Countless songs, stories, and films tell us another person is “everything” to us: You are the sun and the moon. You are all I need. Beautiful, yes — but also red flags. If you are nothing without me, what can you offer me? How can love be mutual if it isn’t equal?

When under pressure — attacked, afraid, or exhausted — our instinct is to inflate ourselves in defense. But that self-inflation closes us off. We may feel we have nothing to give, yet what we can always offer is connection — even in asking for help. When we hold each other in hardship, we discover mutual strength. When we’re pushed to the wall, we can let the wall hold us and still reach out to hold another.

There are countless stories of people once in conflict who, through shared adversity, forged deep bonds. One photograph shows a fawn and a kitten cuddling — found by firefighters after a blaze. The image is both heartbreaking and heartwarming. Perhaps that’s the synthesis: heart-opening.

Our hearts break just enough to crack our defenses, allowing connection. That being — holding us in turmoil — touches our heart as we touch theirs. This goes beyond gender, religion, culture, or attraction. It’s the raw human pulse beneath all that.

You could say our world is at a crisis point — and all we truly have to rely on is each other: our hearts, hopes, dreams, and shared aspiration to live with kindness and respect.

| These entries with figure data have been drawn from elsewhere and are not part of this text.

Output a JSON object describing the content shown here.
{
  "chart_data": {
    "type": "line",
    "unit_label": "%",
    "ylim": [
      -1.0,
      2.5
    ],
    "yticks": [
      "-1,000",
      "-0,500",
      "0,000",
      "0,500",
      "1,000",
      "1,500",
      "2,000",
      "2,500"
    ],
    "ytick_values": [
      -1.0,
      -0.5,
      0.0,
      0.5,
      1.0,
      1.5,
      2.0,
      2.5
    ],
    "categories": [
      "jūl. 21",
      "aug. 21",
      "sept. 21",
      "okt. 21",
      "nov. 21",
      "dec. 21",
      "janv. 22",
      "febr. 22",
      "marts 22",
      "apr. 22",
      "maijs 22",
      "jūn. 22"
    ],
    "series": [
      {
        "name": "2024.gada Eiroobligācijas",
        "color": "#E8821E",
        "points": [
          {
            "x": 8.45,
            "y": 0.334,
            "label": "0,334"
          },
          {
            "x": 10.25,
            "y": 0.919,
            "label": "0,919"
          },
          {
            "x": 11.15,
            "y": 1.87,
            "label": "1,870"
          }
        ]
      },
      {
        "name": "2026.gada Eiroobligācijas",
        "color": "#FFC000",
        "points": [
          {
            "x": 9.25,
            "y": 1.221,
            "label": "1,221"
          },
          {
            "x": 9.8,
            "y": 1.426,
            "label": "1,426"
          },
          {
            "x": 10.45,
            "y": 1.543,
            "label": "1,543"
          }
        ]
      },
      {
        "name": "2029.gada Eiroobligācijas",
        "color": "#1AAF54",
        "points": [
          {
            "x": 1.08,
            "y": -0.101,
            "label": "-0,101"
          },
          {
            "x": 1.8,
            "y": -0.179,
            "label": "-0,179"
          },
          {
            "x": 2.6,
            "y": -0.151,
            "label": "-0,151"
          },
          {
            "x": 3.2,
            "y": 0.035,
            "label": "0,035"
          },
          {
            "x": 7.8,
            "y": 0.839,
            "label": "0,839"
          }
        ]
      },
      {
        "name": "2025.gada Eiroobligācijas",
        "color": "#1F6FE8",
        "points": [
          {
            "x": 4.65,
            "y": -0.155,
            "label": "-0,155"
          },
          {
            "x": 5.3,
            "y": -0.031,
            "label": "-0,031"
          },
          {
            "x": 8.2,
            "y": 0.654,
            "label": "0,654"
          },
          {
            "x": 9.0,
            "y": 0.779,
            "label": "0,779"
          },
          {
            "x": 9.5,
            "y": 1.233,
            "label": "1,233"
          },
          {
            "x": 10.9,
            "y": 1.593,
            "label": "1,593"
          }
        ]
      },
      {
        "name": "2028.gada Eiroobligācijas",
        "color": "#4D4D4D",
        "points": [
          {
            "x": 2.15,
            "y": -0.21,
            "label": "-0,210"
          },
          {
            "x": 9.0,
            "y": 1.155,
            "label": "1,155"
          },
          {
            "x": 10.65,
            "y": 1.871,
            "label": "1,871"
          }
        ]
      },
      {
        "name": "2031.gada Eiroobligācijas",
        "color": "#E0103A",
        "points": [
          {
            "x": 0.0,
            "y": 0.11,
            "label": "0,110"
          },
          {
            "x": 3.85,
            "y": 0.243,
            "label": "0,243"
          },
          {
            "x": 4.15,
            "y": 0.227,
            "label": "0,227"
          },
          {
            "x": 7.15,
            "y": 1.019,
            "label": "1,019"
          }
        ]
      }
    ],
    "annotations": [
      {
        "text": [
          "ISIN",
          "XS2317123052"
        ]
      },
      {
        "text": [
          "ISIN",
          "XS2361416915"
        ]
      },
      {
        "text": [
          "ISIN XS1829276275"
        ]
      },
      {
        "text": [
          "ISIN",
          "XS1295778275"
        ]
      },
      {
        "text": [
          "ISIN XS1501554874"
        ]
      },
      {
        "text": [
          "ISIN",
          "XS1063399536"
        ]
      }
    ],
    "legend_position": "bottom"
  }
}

If we want a world of kindness, we can’t wait for others to model it. Nor can we carry it alone. Compassion is a mutual agreement among beings.

Buddhist compassion asks us to look beyond labels and see the truth at the heart of being. What makes us human, animal, alive — part of this planet — isn’t hatred, fear, or violence, even for survival. Our survival depends on union and communication.

Benjamin Franklin said, “If we don’t hang together, surely we will hang separately.”

At the root of compassion, in the heart of the Mahayana tradition, lies the knowing that our heart is vast, capable, and strong. Our limits are not imposed by others or society — they are imposed by our belief in those limits.

When we trust the vastness of our heart, extending it to others becomes natural. And necessary. We have the freedom, power, and strength to do so — not for reward or debt, but for shared survival.

This isn’t a power play. It’s an act of mutual care that may be accepted or misunderstood. Still, we return to letting go — not discarding anything, but keeping the heart of kindness intact. Letting go of the outcome. Letting go of ourselves — not to diminish, but to open, open to the sadness and the joy, the beauty and the dross, the fear and our bravery in the face of it all.

We don’t need to put others down to lift ourselves up, nor shrink to help anyone rise. The weak claw their way over others; fomenting hate to get ahead.  True strength comes from openness — from seeing ourselves in one another.

And our bravery in the face of it all.